Por Redação O Sul | 5 de agosto de 2020
A 16ª Vara Cível de Porto Alegre condenou o banco Santander a indenizar um cliente em R$ 20 mil por danos morais, em um caso considerado pela Justiça gaúcha como racismo. O processo foi movido por um homem negro que relatou ter sido barrado de forma constrangedora na porta giratória de uma agência onde pretendia desbloquear um cartão e sacar dinheiro.
Ele disse que tentou ingressar no estabelecimento como as demais pessoas, inclusive deixando o telefone celular, molho de chaves e outros objetos no compartimento paralelo. Cumprindo esse protocolo, porém, os guardas encarregados da segurança interna o retiveram e humilharam diante de outros clientes e funcionários.
Os vigias exigiram que ele retirasse os sapatos, a fim de comprovar que não portava uma arma branca (faca, soco-inglês ou similar). A sua esposa também foi obrigada a ficar descalça. “Alegando que a postura foi motivada por preconceito racial”, acionou um advogado e apresentou pedido de compensação financeira de R$ 20 mil por danos morais.
Em sua defesa, o Santander argumentou que os profissionais de segurança efetuaram na ocasião um atendimento de praxe. Também alegou que um dos funcionários do banco se dirigiu até a parte exterior da agência para verificar o serviço procurado pelo autor da ação e que não houve qualquer ato preconceituoso.

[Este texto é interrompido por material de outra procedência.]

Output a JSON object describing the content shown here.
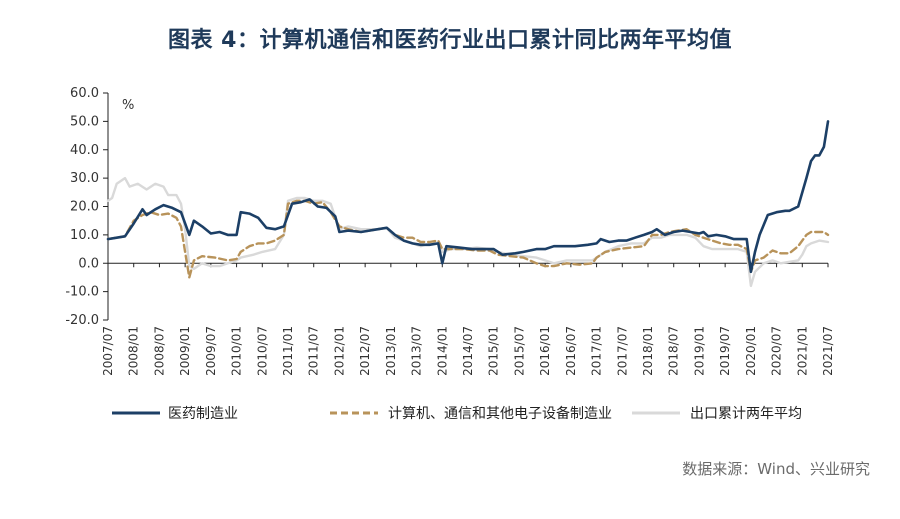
{
  "header": {
    "title": "图表 4：计算机通信和医药行业出口累计同比两年平均值"
  },
  "footer": {
    "source": "数据来源：Wind、兴业研究"
  },
  "chart_data": {
    "type": "line",
    "title": "图表 4：计算机通信和医药行业出口累计同比两年平均值",
    "ylabel": "%",
    "ylim": [
      -20,
      60
    ],
    "yticks": [
      -20,
      -10,
      0,
      10,
      20,
      30,
      40,
      50,
      60
    ],
    "ytick_labels": [
      "-20.0",
      "-10.0",
      "0.0",
      "10.0",
      "20.0",
      "30.0",
      "40.0",
      "50.0",
      "60.0"
    ],
    "xlim": [
      2007.5,
      2021.5
    ],
    "xtick_labels": [
      "2007/07",
      "2008/01",
      "2008/07",
      "2009/01",
      "2009/07",
      "2010/01",
      "2010/07",
      "2011/01",
      "2011/07",
      "2012/01",
      "2012/07",
      "2013/01",
      "2013/07",
      "2014/01",
      "2014/07",
      "2015/01",
      "2015/07",
      "2016/01",
      "2016/07",
      "2017/01",
      "2017/07",
      "2018/01",
      "2018/07",
      "2019/01",
      "2019/07",
      "2020/01",
      "2020/07",
      "2021/01",
      "2021/07"
    ],
    "legend_position": "bottom",
    "series": [
      {
        "name": "医药制造业",
        "color": "#1c3f66",
        "style": "solid",
        "points": [
          [
            2007.5,
            8.5
          ],
          [
            2007.67,
            9
          ],
          [
            2007.83,
            9.5
          ],
          [
            2008.0,
            14
          ],
          [
            2008.17,
            19
          ],
          [
            2008.25,
            17
          ],
          [
            2008.42,
            19
          ],
          [
            2008.58,
            20.5
          ],
          [
            2008.75,
            19.5
          ],
          [
            2008.92,
            18
          ],
          [
            2009.08,
            10
          ],
          [
            2009.17,
            15
          ],
          [
            2009.33,
            13
          ],
          [
            2009.5,
            10.5
          ],
          [
            2009.67,
            11
          ],
          [
            2009.83,
            10
          ],
          [
            2010.0,
            10
          ],
          [
            2010.08,
            18
          ],
          [
            2010.25,
            17.5
          ],
          [
            2010.42,
            16
          ],
          [
            2010.58,
            12.5
          ],
          [
            2010.75,
            12
          ],
          [
            2010.92,
            13
          ],
          [
            2011.08,
            21
          ],
          [
            2011.25,
            21.5
          ],
          [
            2011.42,
            22.5
          ],
          [
            2011.58,
            20
          ],
          [
            2011.75,
            19.5
          ],
          [
            2011.92,
            16.5
          ],
          [
            2012.0,
            11
          ],
          [
            2012.17,
            11.5
          ],
          [
            2012.42,
            11
          ],
          [
            2012.58,
            11.5
          ],
          [
            2012.75,
            12
          ],
          [
            2012.92,
            12.5
          ],
          [
            2013.08,
            10
          ],
          [
            2013.25,
            8
          ],
          [
            2013.42,
            7
          ],
          [
            2013.58,
            6.5
          ],
          [
            2013.75,
            6.5
          ],
          [
            2013.92,
            7
          ],
          [
            2014.0,
            0
          ],
          [
            2014.08,
            6
          ],
          [
            2014.33,
            5.5
          ],
          [
            2014.58,
            5
          ],
          [
            2014.83,
            5
          ],
          [
            2015.0,
            5
          ],
          [
            2015.17,
            3
          ],
          [
            2015.42,
            3.5
          ],
          [
            2015.58,
            4
          ],
          [
            2015.83,
            5
          ],
          [
            2016.0,
            5
          ],
          [
            2016.17,
            6
          ],
          [
            2016.42,
            6
          ],
          [
            2016.58,
            6
          ],
          [
            2016.83,
            6.5
          ],
          [
            2017.0,
            7
          ],
          [
            2017.08,
            8.5
          ],
          [
            2017.25,
            7.5
          ],
          [
            2017.42,
            8
          ],
          [
            2017.58,
            8
          ],
          [
            2017.75,
            9
          ],
          [
            2017.92,
            10
          ],
          [
            2018.08,
            11
          ],
          [
            2018.17,
            12
          ],
          [
            2018.33,
            10
          ],
          [
            2018.5,
            11
          ],
          [
            2018.67,
            11.5
          ],
          [
            2018.83,
            11
          ],
          [
            2019.0,
            10.5
          ],
          [
            2019.08,
            11
          ],
          [
            2019.17,
            9.5
          ],
          [
            2019.33,
            10
          ],
          [
            2019.5,
            9.5
          ],
          [
            2019.67,
            8.5
          ],
          [
            2019.83,
            8.5
          ],
          [
            2019.92,
            8.5
          ],
          [
            2020.0,
            -3
          ],
          [
            2020.08,
            4
          ],
          [
            2020.17,
            10
          ],
          [
            2020.33,
            17
          ],
          [
            2020.5,
            18
          ],
          [
            2020.67,
            18.5
          ],
          [
            2020.75,
            18.5
          ],
          [
            2020.92,
            20
          ],
          [
            2021.08,
            30
          ],
          [
            2021.17,
            36
          ],
          [
            2021.25,
            38
          ],
          [
            2021.33,
            38
          ],
          [
            2021.42,
            41
          ],
          [
            2021.5,
            50
          ]
        ]
      },
      {
        "name": "计算机、通信和其他电子设备制造业",
        "color": "#b8935a",
        "style": "dashed",
        "points": [
          [
            2007.5,
            8.5
          ],
          [
            2007.67,
            9
          ],
          [
            2007.83,
            9.5
          ],
          [
            2008.0,
            15
          ],
          [
            2008.17,
            17
          ],
          [
            2008.33,
            18
          ],
          [
            2008.5,
            17
          ],
          [
            2008.67,
            17.5
          ],
          [
            2008.83,
            16
          ],
          [
            2008.92,
            13
          ],
          [
            2009.0,
            4
          ],
          [
            2009.08,
            -5
          ],
          [
            2009.17,
            1
          ],
          [
            2009.33,
            2.5
          ],
          [
            2009.58,
            2
          ],
          [
            2009.83,
            1
          ],
          [
            2010.0,
            1.5
          ],
          [
            2010.08,
            4
          ],
          [
            2010.25,
            6
          ],
          [
            2010.42,
            7
          ],
          [
            2010.58,
            7
          ],
          [
            2010.75,
            8
          ],
          [
            2010.92,
            10
          ],
          [
            2011.0,
            21
          ],
          [
            2011.17,
            22
          ],
          [
            2011.33,
            22
          ],
          [
            2011.5,
            21
          ],
          [
            2011.67,
            21.5
          ],
          [
            2011.83,
            18
          ],
          [
            2012.0,
            13
          ],
          [
            2012.17,
            12
          ],
          [
            2012.42,
            11
          ],
          [
            2012.58,
            11.5
          ],
          [
            2012.75,
            12
          ],
          [
            2012.92,
            12.5
          ],
          [
            2013.08,
            10
          ],
          [
            2013.25,
            9
          ],
          [
            2013.42,
            9
          ],
          [
            2013.58,
            7.5
          ],
          [
            2013.75,
            7.5
          ],
          [
            2013.92,
            8
          ],
          [
            2014.0,
            5
          ],
          [
            2014.17,
            5
          ],
          [
            2014.42,
            5
          ],
          [
            2014.67,
            4.5
          ],
          [
            2014.92,
            4.5
          ],
          [
            2015.08,
            3
          ],
          [
            2015.33,
            2.5
          ],
          [
            2015.58,
            2
          ],
          [
            2015.83,
            0
          ],
          [
            2016.0,
            -1
          ],
          [
            2016.17,
            -1
          ],
          [
            2016.42,
            0
          ],
          [
            2016.67,
            -0.5
          ],
          [
            2016.92,
            0
          ],
          [
            2017.0,
            2
          ],
          [
            2017.17,
            4
          ],
          [
            2017.42,
            5
          ],
          [
            2017.67,
            5.5
          ],
          [
            2017.92,
            6
          ],
          [
            2018.08,
            10
          ],
          [
            2018.25,
            10
          ],
          [
            2018.42,
            11
          ],
          [
            2018.58,
            11.5
          ],
          [
            2018.75,
            12
          ],
          [
            2018.92,
            10
          ],
          [
            2019.08,
            9
          ],
          [
            2019.25,
            8
          ],
          [
            2019.42,
            7
          ],
          [
            2019.58,
            6.5
          ],
          [
            2019.75,
            6.5
          ],
          [
            2019.92,
            5
          ],
          [
            2020.0,
            -3
          ],
          [
            2020.08,
            1
          ],
          [
            2020.25,
            2
          ],
          [
            2020.42,
            4.5
          ],
          [
            2020.58,
            3.5
          ],
          [
            2020.75,
            3.5
          ],
          [
            2020.92,
            6
          ],
          [
            2021.08,
            10
          ],
          [
            2021.17,
            11
          ],
          [
            2021.33,
            11
          ],
          [
            2021.42,
            11
          ],
          [
            2021.5,
            10
          ]
        ]
      },
      {
        "name": "出口累计两年平均",
        "color": "#d9d9d9",
        "style": "solid",
        "points": [
          [
            2007.5,
            22
          ],
          [
            2007.58,
            23
          ],
          [
            2007.67,
            28
          ],
          [
            2007.83,
            30
          ],
          [
            2007.92,
            27
          ],
          [
            2008.08,
            28
          ],
          [
            2008.25,
            26
          ],
          [
            2008.42,
            28
          ],
          [
            2008.58,
            27
          ],
          [
            2008.67,
            24
          ],
          [
            2008.83,
            24
          ],
          [
            2008.92,
            21
          ],
          [
            2009.0,
            12
          ],
          [
            2009.08,
            -1
          ],
          [
            2009.17,
            -2
          ],
          [
            2009.33,
            0
          ],
          [
            2009.5,
            -1
          ],
          [
            2009.67,
            -1
          ],
          [
            2009.83,
            0
          ],
          [
            2010.0,
            1
          ],
          [
            2010.08,
            2
          ],
          [
            2010.33,
            3
          ],
          [
            2010.5,
            4
          ],
          [
            2010.75,
            5
          ],
          [
            2010.92,
            10
          ],
          [
            2011.0,
            22
          ],
          [
            2011.17,
            23
          ],
          [
            2011.33,
            23
          ],
          [
            2011.5,
            22
          ],
          [
            2011.67,
            22
          ],
          [
            2011.83,
            21
          ],
          [
            2012.0,
            12
          ],
          [
            2012.17,
            13
          ],
          [
            2012.42,
            12
          ],
          [
            2012.58,
            12
          ],
          [
            2012.75,
            12
          ],
          [
            2012.92,
            12.5
          ],
          [
            2013.08,
            9
          ],
          [
            2013.25,
            8
          ],
          [
            2013.42,
            7
          ],
          [
            2013.58,
            6
          ],
          [
            2013.75,
            7
          ],
          [
            2013.92,
            7
          ],
          [
            2014.0,
            4
          ],
          [
            2014.17,
            5
          ],
          [
            2014.42,
            5
          ],
          [
            2014.67,
            5.5
          ],
          [
            2014.92,
            5
          ],
          [
            2015.08,
            4
          ],
          [
            2015.33,
            3
          ],
          [
            2015.58,
            2.5
          ],
          [
            2015.83,
            2
          ],
          [
            2016.0,
            1
          ],
          [
            2016.17,
            0
          ],
          [
            2016.42,
            1
          ],
          [
            2016.67,
            1
          ],
          [
            2016.92,
            1
          ],
          [
            2017.0,
            2
          ],
          [
            2017.17,
            4
          ],
          [
            2017.42,
            6
          ],
          [
            2017.67,
            7
          ],
          [
            2017.92,
            7
          ],
          [
            2018.08,
            9
          ],
          [
            2018.25,
            9
          ],
          [
            2018.42,
            10
          ],
          [
            2018.58,
            10
          ],
          [
            2018.75,
            10
          ],
          [
            2018.92,
            9
          ],
          [
            2019.08,
            6
          ],
          [
            2019.25,
            5
          ],
          [
            2019.42,
            5
          ],
          [
            2019.58,
            5
          ],
          [
            2019.75,
            5
          ],
          [
            2019.92,
            4
          ],
          [
            2020.0,
            -8
          ],
          [
            2020.08,
            -3
          ],
          [
            2020.25,
            0
          ],
          [
            2020.42,
            1
          ],
          [
            2020.58,
            0
          ],
          [
            2020.75,
            0.5
          ],
          [
            2020.92,
            1
          ],
          [
            2021.0,
            3
          ],
          [
            2021.08,
            6
          ],
          [
            2021.17,
            7
          ],
          [
            2021.33,
            8
          ],
          [
            2021.5,
            7.5
          ]
        ]
      }
    ]
  }
}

A respeito do incidente do constrangimento causado pela retirada dos sapatos, a versão da empresa é de que partiu do cliente a iniciativa, de forma espontânea, sendo autorizado a entrar na agência aproximadamente um minuto depois, já devivamente calçado.
Considerações do juiz
Na decisão favorável ao autor da ação, o juiz João Ricardo dos Santos Costa assinalou que o vídeo anexado ao processo confirma que o autor foi barrado na porta giratória e que vestia apenas meias ao receber atendimento. Ele teria permanecido descalço no interior da agência por um período superior a dois minutos, antes de ser autorizado a pegar o par de sapatos.
Ainda conforme o magistrado, a simples abordagem em porta giratória não caracteriza dano moral, pois consiste em um dos aspectos do aparato de segurança desse tipo de estabelecimento. O mesmo não se pode dizer, porém, sobre a atuação dos profissionais responsáveis pela segurança, que não foi pautada por critérios razoáveis.
“No caso dos autos restou comprovada a desídia e demora dos funcionários do banco para resolverem a situação vexatória que se sucedia, demonstrando que houve nítido excesso e precipitação ao colocarem o autor para entrar e ser atendido na plataforma do banco apenas de meias, isso tudo perante os demais clientes e funcionários da instituição bancária”, sublinhou.
Para o magistrado da 16ª Vara Cível da capital gaúcha, houve falha na prestação do serviço e os funcionários se mostraram despreparados para lidar com a situação, causando profundo constrangimento ao cliente. Santos Costa acrescenta que o vídeo não revela apenas uma falha na prestação do serviço bancário:
“As imagens expõem o racismo estrutural que macula a sociedade brasileira. Uma realidade histórica que é inevitável desconsiderar na análise de um processo, como o presente, até porque a questão racial está pautada no pedido. Os fatos aqui analisados ocorreram no seio de uma sociedade que está estruturalmente organizada com base em uma lógica naturalizada de segregação. O jurista e filósofo Silvio Almeida denuncia o racismo estrutural como um fenômeno que se revela na ideologia, na política, na economia e no direito”.